Every blob stored in a pile begins with a compact header. Besides the payload hash (covered in Pile Format), the header records when the blob was appended and how long the payload is. The Pile implementation surfaces this information so tooling can answer questions such as "when did this blob arrive?" without walking the raw bytes on disk.

Header fields at a glance

The header written ahead of every blob contains four fields (64 bytes total):

FieldSize (bytes)Purpose
Magic marker16Distinguishes blob records from branch updates.
Timestamp8Milliseconds since the Unix epoch when the payload was appended.
Length8Size of the payload in bytes (padding is stored separately).
Hash32The 256-bit digest of the payload used to validate the stored bytes.

BlobMetadata re-exposes the timestamp and length fields so callers can read when a blob was appended and how large the payload is.

BlobMetadata

BlobMetadata is a lightweight struct shared by all repository implementations. It mirrors the timestamp/length pair in the header and leaves validation to the reader:

  • timestamp: the write time stored in the blob header as a u64. A convenient way to turn this into a SystemTime is shown below. Pile::put records this value using SystemTime::now(), so it reflects wall-clock time and can move forward or backward if the system clock is adjusted.
  • length: the size of the blob payload in bytes. Padding that aligns entries to 64-byte boundaries is excluded from this value, so it matches the slice returned by PileReader::get.

Looking up blob metadata

PileReader::metadata accepts the same Value<Handle<_, _>> that other blob store APIs use. The reader consults its in-memory index and, on the first request for a handle, lazily hashes the payload to confirm the bytes match the handle.
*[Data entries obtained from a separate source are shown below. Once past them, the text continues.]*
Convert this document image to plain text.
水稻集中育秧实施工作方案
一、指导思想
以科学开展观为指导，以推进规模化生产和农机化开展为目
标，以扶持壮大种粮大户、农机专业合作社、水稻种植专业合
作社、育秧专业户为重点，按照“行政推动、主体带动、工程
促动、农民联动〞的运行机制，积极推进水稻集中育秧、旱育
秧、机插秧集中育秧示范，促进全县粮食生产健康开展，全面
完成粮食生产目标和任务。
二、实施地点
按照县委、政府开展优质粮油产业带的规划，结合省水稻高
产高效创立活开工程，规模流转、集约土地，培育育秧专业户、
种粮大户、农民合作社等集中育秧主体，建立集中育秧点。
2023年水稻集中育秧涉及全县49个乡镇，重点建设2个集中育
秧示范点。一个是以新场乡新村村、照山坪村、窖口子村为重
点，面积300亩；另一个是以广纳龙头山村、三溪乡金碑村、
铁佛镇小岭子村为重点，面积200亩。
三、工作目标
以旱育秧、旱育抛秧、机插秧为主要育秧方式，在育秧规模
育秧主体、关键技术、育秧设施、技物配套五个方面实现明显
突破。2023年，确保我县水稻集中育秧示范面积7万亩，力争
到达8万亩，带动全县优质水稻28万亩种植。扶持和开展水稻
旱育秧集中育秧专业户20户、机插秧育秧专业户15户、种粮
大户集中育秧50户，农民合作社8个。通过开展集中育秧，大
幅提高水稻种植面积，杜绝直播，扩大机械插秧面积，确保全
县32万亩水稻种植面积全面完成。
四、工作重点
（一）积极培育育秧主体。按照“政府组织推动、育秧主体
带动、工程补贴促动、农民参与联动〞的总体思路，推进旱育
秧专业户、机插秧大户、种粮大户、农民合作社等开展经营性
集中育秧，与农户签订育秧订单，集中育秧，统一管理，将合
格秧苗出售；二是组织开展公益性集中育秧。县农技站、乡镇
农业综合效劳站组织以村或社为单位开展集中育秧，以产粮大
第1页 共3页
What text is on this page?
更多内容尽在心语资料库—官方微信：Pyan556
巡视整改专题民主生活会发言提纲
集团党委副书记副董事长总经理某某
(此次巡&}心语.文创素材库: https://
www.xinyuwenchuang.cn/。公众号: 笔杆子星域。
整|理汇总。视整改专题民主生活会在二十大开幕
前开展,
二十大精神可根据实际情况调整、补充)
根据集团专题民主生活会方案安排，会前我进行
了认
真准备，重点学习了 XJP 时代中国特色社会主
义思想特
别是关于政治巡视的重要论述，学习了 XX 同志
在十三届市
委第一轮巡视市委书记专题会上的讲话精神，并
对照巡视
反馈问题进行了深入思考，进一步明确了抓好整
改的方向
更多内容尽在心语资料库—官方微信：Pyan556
Subsequent metadata lookups for the same handle reuse that cached validation result. When the payload passes validation the method returns Some(BlobMetadata); otherwise it yields None.

Readers operate on the snapshot that was current when they were created. Call Pile::refresh and request a new reader to observe blobs appended afterwards. PileReader::metadata never fails for valid snapshots—its error type is Infallible.

use std::time::{Duration, SystemTime, UNIX_EPOCH};

use anybytes::Bytes;
use triblespace::blob::schemas::UnknownBlob;
use triblespace::blob::Blob;
use triblespace::repo::pile::Pile;

fn main() -> Result<(), Box<dyn std::error::Error>> {
    let mut pile = Pile::open("/tmp/example.pile")?;

    let blob = Blob::<UnknownBlob>::new(Bytes::from_static(b"hello world"));
    let handle = pile.put(blob)?;

    let reader = pile.reader()?;
    if let Some(meta) = reader.metadata(handle) {
        let appended_at = UNIX_EPOCH + Duration::from_millis(meta.timestamp);
        println!(
            "Blob length: {} bytes, appended at {:?}",
            meta.length, appended_at
        );
    }

    Ok(())
}

Failure cases

metadata returns None in a few situations:

  • the handle does not correspond to any blob stored in the pile;
  • the reader snapshot predates the blob (refresh the pile and create a new reader to see later writes);
  • validation previously failed because the on-disk bytes did not match the recorded hash, for example after the pile file was corrupted before this process opened it.

When None is returned, callers can treat it the same way they would handle a missing blob from get: the data is considered absent from the snapshot they are reading. Because validation is cached, later calls will continue to report None for the same handle until a future refresh revalidates the blob.

For additional background on the binary layout and how the header interacts with padding, see the Pile Format chapter.